Susan Biali, M.D., a practicing medical doctor with a degree in Dietetics, concurs with this explanation. As someone who suffers from depression herself, she explained in an interview how changing to a Mediterranean diet helped her depression: "Eating these kinds of foods (lots of fish, olive oil, vegetables, whole grains) definitely stabilized my mood over the course of the day and gave me the energy and ability to be able to begin addressing the reasons for my depression and to make active changes in my life." 

"The combination of fiber (from vegetables, grains and legumes), high quality protein (fish), and healthy fats (e.g. olive oil, omega-3 fatty acids in fish) help to keep your blood sugar steady throughout the day, helping you avoid blood sugar crashes that can increase moodiness, tearfulness, etc.  Depressed people often find it hard to eat well and frequently, and a good solid meal based on Mediterranean diet "foods" has excellent staying power and goes a long way," says Susan.

To incorporate a Mediterranean diet into your lifestyle, start stocking your kitchen with these items:

Cold-pressed, extra virgin olive oil. "This is one of the most health-promoting oils around," says Stella Metsovas, clinical nutritionist in private practice in Laguna Beach, California. It is rich in monounsaturated fatty acids and polyphenols. Olive oil provides the brain with nutrient-protective properties.

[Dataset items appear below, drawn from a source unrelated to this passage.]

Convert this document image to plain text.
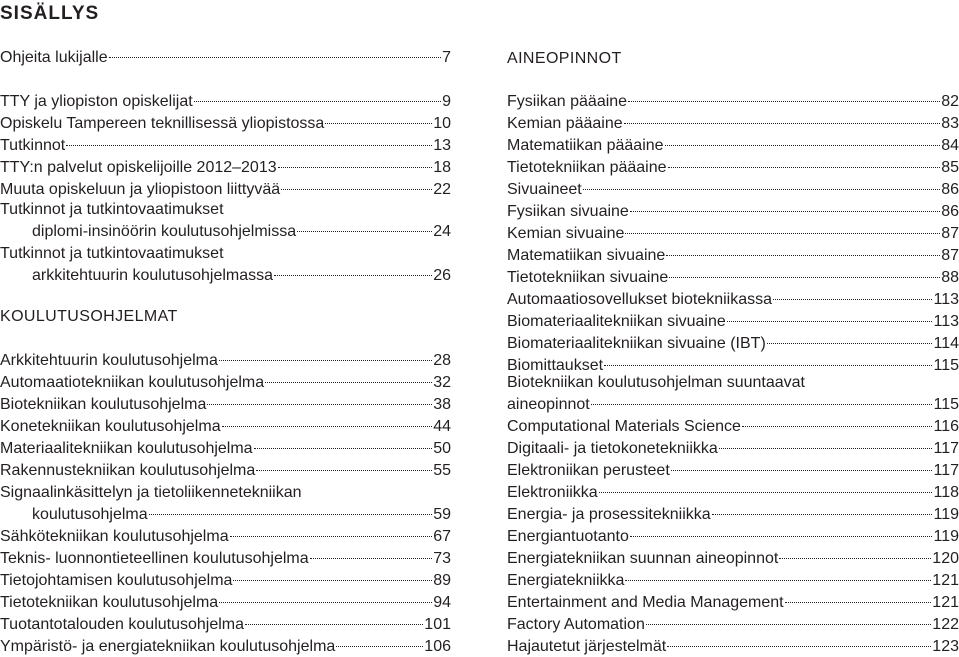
SISÄLLYS
Ohjeita lukijalle	7
TTY ja yliopiston opiskelijat	9
Opiskelu Tampereen teknillisessä yliopistossa	10
Tutkinnot	13
TTY:n palvelut opiskelijoille 2012–2013	18
Muuta opiskeluun ja yliopistoon liittyvää	22
Tutkinnot ja tutkintovaatimukset
diplomi-insinöörin koulutusohjelmissa	24
Tutkinnot ja tutkintovaatimukset
arkkitehtuurin koulutusohjelmassa	26
KOULUTUSOHJELMAT
Arkkitehtuurin koulutusohjelma	28
Automaatiotekniikan koulutusohjelma	32
Biotekniikan koulutusohjelma	38
Konetekniikan koulutusohjelma	44
Materiaalitekniikan koulutusohjelma	50
Rakennustekniikan koulutusohjelma	55
Signaalinkäsittelyn ja tietoliikennetekniikan
koulutusohjelma	59
Sähkötekniikan koulutusohjelma	67
Teknis- luonnontieteellinen koulutusohjelma	73
Tietojohtamisen koulutusohjelma	89
Tietotekniikan koulutusohjelma	94
Tuotantotalouden koulutusohjelma	101
Ympäristö- ja energiatekniikan koulutusohjelma	106
AINEOPINNOT
Fysiikan pääaine	82
Kemian pääaine	83
Matematiikan pääaine	84
Tietotekniikan pääaine	85
Sivuaineet	86
Fysiikan sivuaine	86
Kemian sivuaine	87
Matematiikan sivuaine	87
Tietotekniikan sivuaine	88
Automaatiosovellukset biotekniikassa	113
Biomateriaalitekniikan sivuaine	113
Biomateriaalitekniikan sivuaine (IBT)	114
Biomittaukset	115
Biotekniikan koulutusohjelman suuntaavat
aineopinnot	115
Computational Materials Science	116
Digitaali- ja tietokonetekniikka	117
Elektroniikan perusteet	117
Elektroniikka	118
Energia- ja prosessitekniikka	119
Energiantuotanto	119
Energiatekniikan suunnan aineopinnot	120
Energiatekniikka	121
Entertainment and Media Management	121
Factory Automation	122
Hajautetut järjestelmät	123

Omega-3 rich fish (such as salmon and mackrel). Fish can help increase mental alertness. Poor concentration is a symptom of depression. Eating high-quality protein can be a helpful adjunct to cognitive therapy and improve one's ability to problem-solve and change their circumstances. "Omega-3 fatty acids literally boost your mood and the health of your brain," says Dr. Biali.

Leafy green vegetables, spinach, asparagus, peas and legumes. These are high in folate, which is a nutrient that is low in many people with depression. Folate supplementation has been shown to increase the effectiveness of anti-depressants.

Whole grains. Whole grains are rich sources of fiber that stabilize blood sugar and are also important for digestive health, heart health, and may protect against certain cancers.

Stock up on almonds, pine nuts, pumpkin seeds, sesame seeds and walnuts for healthy snacks.

Fruits. Kick up your intake of fruits. Head to your farmer's market (or grocery store) and pick up tons of grapes, apples, oranges, strawberries and mangoes. These are the main traditional fruits of the Mediterranean diet. Also include avocados and olives.

"Mediterranean-like ingredients can help bring positive changes to your neurological health by consuming ingredients that 'feed' your brain," says nutritionist Stella Metsovas. As always, consult with your doctor before making any major changes to your depression treatment plan.


Mediterranean Diet Cuts Depression Risk. Reuters. October 6, 2009.


Sánchez-Villegas A, Delgado-Rodríguez M, Alonso A, Schlatter J, Lahortiga F, Majem LS, Martínez-González MA. Association of the Mediterranean dietary pattern with the incidence of depression: the Seguimiento Universidad de Navarra/University of Navarra follow-up (SUN) cohort. Arch Gen Psychiatry. 2009; 66:1090-1098.

Trichopoulou, A., Costacou, T., Bamia, C. Trichopoulous, D. Adherence to a Mediterranean Diet and Survival in a Greek Population. The New England Journal of Medicine. June 2003; Volume 348:2599-2608.